Patients treated with aflibercept have an increased risk of haemorrhage, including severe and sometimes fatal haemorrhagic events. In the pivotal study of MCRC patients, episodes of bleeding/haemorrhage (all grades) was reported in 37.8% of patients treated with the aflibercept/FOLFIRI regimen compared to 19.0% of patients treated with the placebo/FOLFIRI regimen. The most common reported form of bleeding was minor (grade 1-2) epistaxis occurring in 27.7% of patients treated with the aflibercept/FOLFIRI regimen. Grade 3-4 haemorrhage including GI haemorrhage, haematuria, and post-procedural haemorrhage was reported in 2.9% of patients receiving the aflibercept/FOLFIRI regimen compared with 1.7% of patients receiving the placebo/FOLFIRI regimen. In other studies, severe intracranial haemorrhage and pulmonary haemorrhage/haemoptysis including fatal events have occurred in patients receiving aflibercept.
GI perforation including fatal GI perforation has been reported in patients treated with aflibercept. In the pivotal study of MCRC patients, GI perforation (all grades) was reported in 3 of 611 patients (0.5%) treated with the aflibercept/FOLFIRI regimen and 3 of 605 patients (0.5%) treated with the placebo/FOLFIRI regimen. Grade 3-4 GI perforation events occurred in all 3 patients (0.5%) treated with the aflibercept/FOLFIRI regimen and in 2 patients (0.3%) treated with the placebo/FOLFIRI regimen. Across the three Phase III placebo-controlled clinical studies (colorectal, pancreatic, and lung cancer populations), the incidence of GI perforation (all grades) was 0.8% for patients treated with aflibercept and 0.3% for patients treated with placebo. Grade 3-4 GI perforation events occurred in 0.8% of patients treated with aflibercept and 0.2% of patients treated with placebo.
Fistula formation involving GI and non-GI sites has occurred in patients treated with aflibercept.
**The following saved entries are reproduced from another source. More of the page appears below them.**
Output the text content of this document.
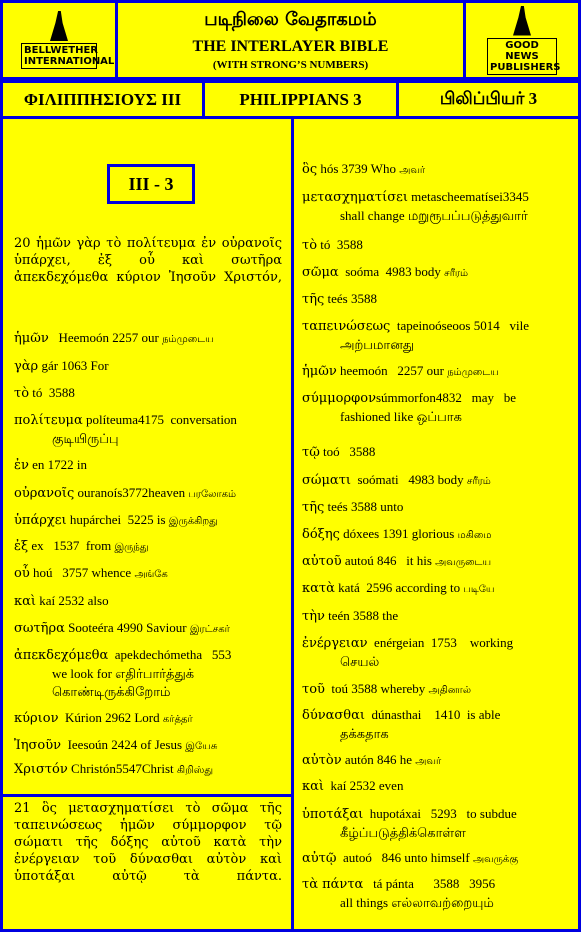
BELLWETHER INTERNATIONAL
படிநிலை வேதாகமம்
THE INTERLAYER BIBLE
(WITH STRONG’S NUMBERS)
GOOD NEWS PUBLISHERS
ΦΙΛΙΠΠΗΣΙΟΥΣ III	PHILIPPIANS 3	பிலிப்பியர் 3
III - 3
20 ἡμῶν γὰρ τὸ πολίτευμα ἐν οὐρανοῖς ὑπάρχει, ἐξ οὗ καὶ σωτῆρα ἀπεκδεχόμεθα κύριον Ἰησοῦν Χριστόν,
ἡμῶν   Heemoón 2257 our நம்முடைய
γὰρ gár 1063 For
τὸ tó  3588
πολίτευμα políteuma4175  conversation
குடியிருப்பு
ἐν en 1722 in
οὐρανοῖς ouranoís3772heaven பரலோகம்
ὑπάρχει hupárchei  5225 is இருக்கிறது
ἐξ ex   1537  from இருந்து
οὗ hoú   3757 whence அங்கே
καὶ kaí 2532 also
σωτῆρα Sooteéra 4990 Saviour இரட்சகர்
ἀπεκδεχόμεθα  apekdechómetha   553
we look for எதிர்பார்த்துக் கொண்டிருக்கிறோம்
κύριον  Kúrion 2962 Lord கர்த்தர்
Ἰησοῦν  Ieesoún 2424 of Jesus இயேசு
Χριστόν Christón5547Christ கிறிஸ்து
21 ὃς μετασχηματίσει τὸ σῶμα τῆς ταπεινώσεως ἡμῶν σύμμορφον τῷ σώματι τῆς δόξης αὐτοῦ κατὰ τὴν ἐνέργειαν τοῦ δύνασθαι αὐτὸν καὶ ὑποτάξαι αὐτῷ τὰ πάντα.
ὃς hós 3739 Who அவர்
μετασχηματίσει metascheematísei3345
shall change மறுரூபப்படுத்துவார்
τὸ tó  3588
σῶμα  soóma  4983 body சரீரம்
τῆς teés 3588
ταπεινώσεως  tapeinoóseoos 5014   vile
அற்பமானது
ἡμῶν heemoón   2257 our நம்முடைய
σύμμορφονsúmmorfon4832   may   be
fashioned like ஒப்பாக
τῷ toó   3588
σώματι  soómati   4983 body சரீரம்
τῆς teés 3588 unto
δόξης dóxees 1391 glorious மகிமை
αὐτοῦ autoú 846   it his அவருடைய
κατὰ katá  2596 according to படியே
τὴν teén 3588 the
ἐνέργειαν  enérgeian  1753    working
செயல்
τοῦ  toú 3588 whereby அதினால்
δύνασθαι  dúnasthai    1410  is able
தக்கதாக
αὐτὸν autón 846 he அவர்
καὶ  kaí 2532 even
ὑποτάξαι  hupotáxai   5293   to subdue
கீழ்ப்படுத்திக்கொள்ள
αὐτῷ  autoó   846 unto himself அவருக்கு
τὰ πάντα   tá pánta      3588   3956
all things எல்லாவற்றையும்
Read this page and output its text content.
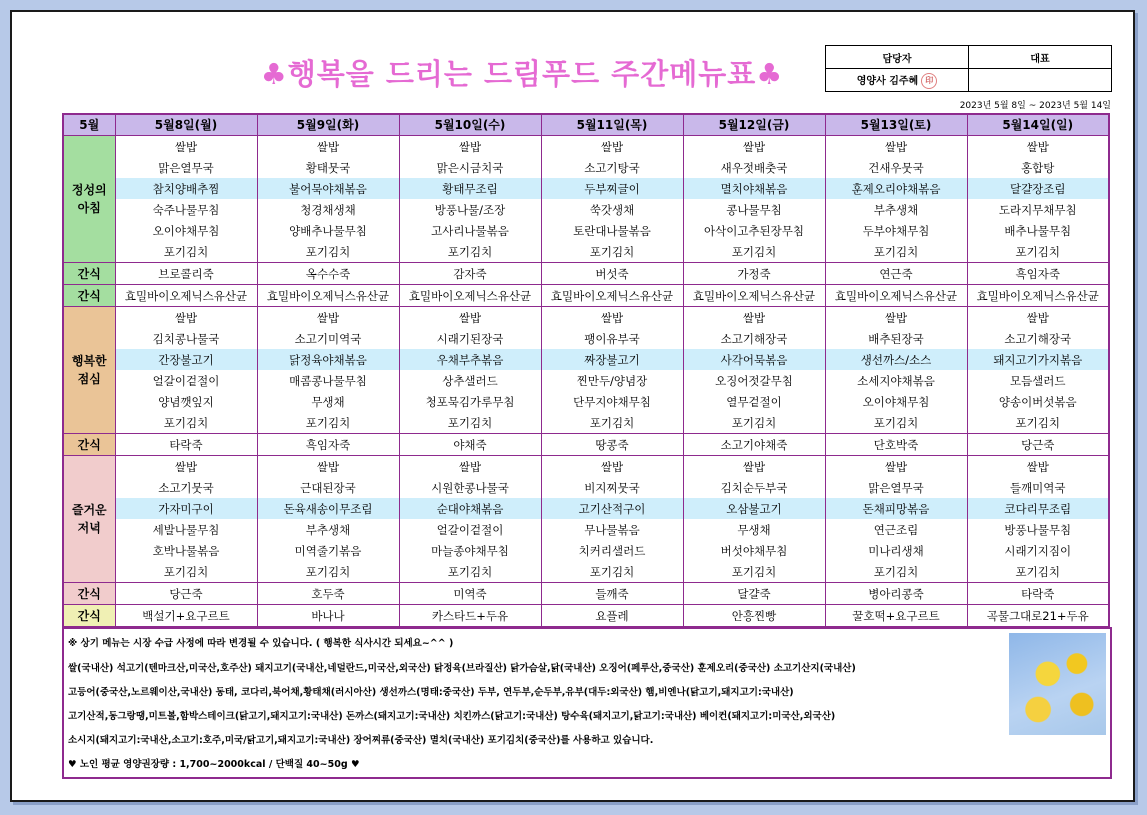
♣행복을 드리는 드림푸드 주간메뉴표♣	담당자	대표
영양사 김주혜 印	
2023년 5월 8일 ~ 2023년 5월 14일
5월	5월8일(월)	5월9일(화)	5월10일(수)	5월11일(목)	5월12일(금)	5월13일(토)	5월14일(일)

정성의
아침	쌀밥	쌀밥	쌀밥	쌀밥	쌀밥	쌀밥	쌀밥
	맑은열무국	황태뭇국	맑은시금치국	소고기탕국	새우젓배춧국	건새우뭇국	홍합탕
	참치양배추찜	불어묵야채볶음	황태무조림	두부찌글이	멸치야채볶음	훈제오리야채볶음	달걀장조림
	숙주나물무침	청경채생채	방풍나물/조장	쑥갓생채	콩나물무침	부추생채	도라지무채무침
	오이야채무침	양배추나물무침	고사리나물볶음	토란대나물볶음	아삭이고추된장무침	두부야채무침	배추나물무침
	포기김치	포기김치	포기김치	포기김치	포기김치	포기김치	포기김치
간식	브로콜리죽	옥수수죽	감자죽	버섯죽	가정죽	연근죽	흑임자죽
간식	효밀바이오제닉스유산균	효밀바이오제닉스유산균	효밀바이오제닉스유산균	효밀바이오제닉스유산균	효밀바이오제닉스유산균	효밀바이오제닉스유산균	효밀바이오제닉스유산균

행복한
점심	쌀밥	쌀밥	쌀밥	쌀밥	쌀밥	쌀밥	쌀밥
	김치콩나물국	소고기미역국	시래기된장국	팽이유부국	소고기해장국	배추된장국	소고기해장국
	간장불고기	닭정육야채볶음	우채부추볶음	짜장불고기	사각어묵볶음	생선까스/소스	돼지고기가지볶음
	얼갈이겉절이	매콤콩나물무침	상추샐러드	찐만두/양념장	오징어젓갈무침	소세지야채볶음	모듬샐러드
	양념깻잎지	무생채	청포묵김가루무침	단무지야채무침	열무겉절이	오이야채무침	양송이버섯볶음
	포기김치	포기김치	포기김치	포기김치	포기김치	포기김치	포기김치
간식	타락죽	흑임자죽	야채죽	땅콩죽	소고기야채죽	단호박죽	당근죽

즐거운
저녁	쌀밥	쌀밥	쌀밥	쌀밥	쌀밥	쌀밥	쌀밥
	소고기뭇국	근대된장국	시원한콩나물국	비지찌뭇국	김치순두부국	맑은열무국	들깨미역국
	가자미구이	돈육새송이무조림	순대야채볶음	고기산적구이	오삼불고기	돈채피망볶음	코다리무조림
	세발나물무침	부추생채	얼갈이겉절이	무나물볶음	무생채	연근조림	방풍나물무침
	호박나물볶음	미역줄기볶음	마늘종야채무침	치커리샐러드	버섯야채무침	미나리생채	시래기지짐이
	포기김치	포기김치	포기김치	포기김치	포기김치	포기김치	포기김치
간식	당근죽	호두죽	미역죽	들깨죽	달걀죽	병아리콩죽	타락죽
간식	백설기+요구르트	바나나	카스타드+두유	요플레	안흥찐빵	꿀호떡+요구르트	곡물그대로21+두유
※ 상기 메뉴는 시장 수급 사정에 따라 변경될 수 있습니다. ( 행복한 식사시간 되세요~^^ )
쌀(국내산) 석고기(텐마크산,미국산,호주산) 돼지고기(국내산,네덜란드,미국산,외국산) 닭정육(브라질산) 닭가슴살,닭(국내산) 오징어(페루산,중국산) 훈제오리(중국산) 소고기산지(국내산)
고등어(중국산,노르웨이산,국내산) 동태, 코다리,북어채,황태채(러시아산) 생선까스(명태:중국산) 두부, 연두부,순두부,유부(대두:외국산) 햄,비엔나(닭고기,돼지고기:국내산)
고기산적,동그랑땡,미트볼,함박스테이크(닭고기,돼지고기:국내산) 돈까스(돼지고기:국내산) 치킨까스(닭고기:국내산) 탕수육(돼지고기,닭고기:국내산) 베이컨(돼지고기:미국산,외국산)
소시지(돼지고기:국내산,소고기:호주,미국/닭고기,돼지고기:국내산) 장어찌류(중국산) 멸치(국내산) 포기김치(중국산)를 사용하고 있습니다.
♥ 노인 평균 영양권장량 : 1,700~2000kcal / 단백질 40~50g ♥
In the pivotal study of MCRC patients, fistulas (anal, enterovesical, enterocutaneous, colovaginal, intestinal sites) were reported in 9 of 611 patients (1.5%) treated with the aflibercept/FOLFIRI regimen and 3 of 605 patients (0.5%) treated with the placebo/FOLFIRI regimen. Grade 3 GI fistula formation occurred in 2 patients treated with aflibercept (0.3%) and in 1 placebo-treated patient (0.2%). Across the three Phase III placebo-controlled clinical studies (colorectal, pancreatic, and lung cancer populations), the incidence of fistula (all grades) was 1.1% for patients treated with aflibercept and 0.2% for patients treated with placebo. Grade 3-4 fistula occurred in 0.2% of patients treated with aflibercept and 0.1% of patients treated with placebo.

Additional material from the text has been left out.